Back to the First-Year Med Student
The medical student with narcolepsy had legitimate concerns about how the disorder was going to affect her life, and whether she would be able to complete her studies. Although sleeping had been a problem for her for years, she now knew that her sleep disorder was a medical condition that could be treated, though not cured. I encouraged her to go to her doctor for diagnosis and treatment. I also told her about another medical student I had diagnosed with narcolepsy a few years earlier. This student was referred to me when he was in his last year of medical school. He had been falling asleep at rounds and was functioning at a low level. His instructors believed he was lazy; they wanted me to confirm that there was nothing medically wrong with him so they could fail him. Deciding to fail a student who has already spent more than three years in medical school is not a decision taken lightly, and it is considered only when there are severe performance issues. I found that the student was not lazy; he had instead a classic case of narcolepsy, which had been missed by his professors and doctors—who could have caught it by asking him a few simple questions. He was started on treatment, graduated from medical school and finished his postgraduate specialty training, and is now a successful doctor. After hearing this, the medical student was reassured that there was hope for her. The lecture she might have dozed off in had probably saved her career.
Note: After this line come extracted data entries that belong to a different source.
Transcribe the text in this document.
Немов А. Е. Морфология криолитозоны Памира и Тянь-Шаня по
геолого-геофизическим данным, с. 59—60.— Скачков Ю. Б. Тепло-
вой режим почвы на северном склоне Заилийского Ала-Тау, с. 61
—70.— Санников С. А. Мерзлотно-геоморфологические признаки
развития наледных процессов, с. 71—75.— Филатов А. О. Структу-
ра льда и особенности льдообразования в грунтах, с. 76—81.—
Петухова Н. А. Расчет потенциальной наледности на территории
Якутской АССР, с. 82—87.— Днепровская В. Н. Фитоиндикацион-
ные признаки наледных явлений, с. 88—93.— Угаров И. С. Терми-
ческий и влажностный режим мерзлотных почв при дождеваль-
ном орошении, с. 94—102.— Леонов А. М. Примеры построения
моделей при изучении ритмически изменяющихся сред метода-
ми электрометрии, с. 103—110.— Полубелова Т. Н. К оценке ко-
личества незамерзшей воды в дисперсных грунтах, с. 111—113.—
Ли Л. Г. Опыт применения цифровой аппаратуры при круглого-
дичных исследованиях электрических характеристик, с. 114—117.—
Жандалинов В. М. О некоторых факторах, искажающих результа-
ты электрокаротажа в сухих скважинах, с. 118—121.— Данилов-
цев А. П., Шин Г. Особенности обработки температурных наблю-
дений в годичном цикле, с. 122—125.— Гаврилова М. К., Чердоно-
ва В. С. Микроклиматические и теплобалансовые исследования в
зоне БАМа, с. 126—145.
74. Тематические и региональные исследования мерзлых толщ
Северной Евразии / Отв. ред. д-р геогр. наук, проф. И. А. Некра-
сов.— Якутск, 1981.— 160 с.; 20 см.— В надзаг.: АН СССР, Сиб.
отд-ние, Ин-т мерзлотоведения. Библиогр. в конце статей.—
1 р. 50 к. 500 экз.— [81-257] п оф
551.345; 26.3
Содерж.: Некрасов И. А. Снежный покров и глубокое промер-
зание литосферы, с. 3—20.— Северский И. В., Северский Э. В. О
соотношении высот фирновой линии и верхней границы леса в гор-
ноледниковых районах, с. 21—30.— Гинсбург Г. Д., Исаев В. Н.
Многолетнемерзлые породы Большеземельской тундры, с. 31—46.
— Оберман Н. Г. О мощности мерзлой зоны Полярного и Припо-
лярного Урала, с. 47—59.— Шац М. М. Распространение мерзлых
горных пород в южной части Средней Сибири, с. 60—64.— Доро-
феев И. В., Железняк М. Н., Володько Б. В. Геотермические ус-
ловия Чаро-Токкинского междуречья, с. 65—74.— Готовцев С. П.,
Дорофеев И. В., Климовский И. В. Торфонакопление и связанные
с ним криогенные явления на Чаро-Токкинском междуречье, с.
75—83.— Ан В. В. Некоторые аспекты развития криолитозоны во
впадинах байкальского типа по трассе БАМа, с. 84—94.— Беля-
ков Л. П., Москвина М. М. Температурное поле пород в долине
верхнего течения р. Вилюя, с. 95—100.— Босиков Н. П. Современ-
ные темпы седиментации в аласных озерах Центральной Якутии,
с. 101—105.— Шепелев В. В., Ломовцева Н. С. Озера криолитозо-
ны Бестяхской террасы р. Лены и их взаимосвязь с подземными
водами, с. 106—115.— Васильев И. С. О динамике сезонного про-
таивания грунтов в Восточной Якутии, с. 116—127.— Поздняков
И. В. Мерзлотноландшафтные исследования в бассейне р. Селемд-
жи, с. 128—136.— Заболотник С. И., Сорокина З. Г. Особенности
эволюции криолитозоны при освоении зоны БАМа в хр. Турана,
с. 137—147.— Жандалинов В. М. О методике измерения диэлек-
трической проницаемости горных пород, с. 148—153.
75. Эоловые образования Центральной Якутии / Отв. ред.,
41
Like people with restless legs syndrome and sleep apnea, narcolepsy sufferers can go undiagnosed for years. Even medical professors can miss the implications of its symptoms; the average overworked family practitioner is even less likely to notice them. But while the quality of life may decrease for RLS sufferers, life itself is at risk for people with sleep apnea or narcolepsy. They need to get an accurate diagnosis as soon as possible.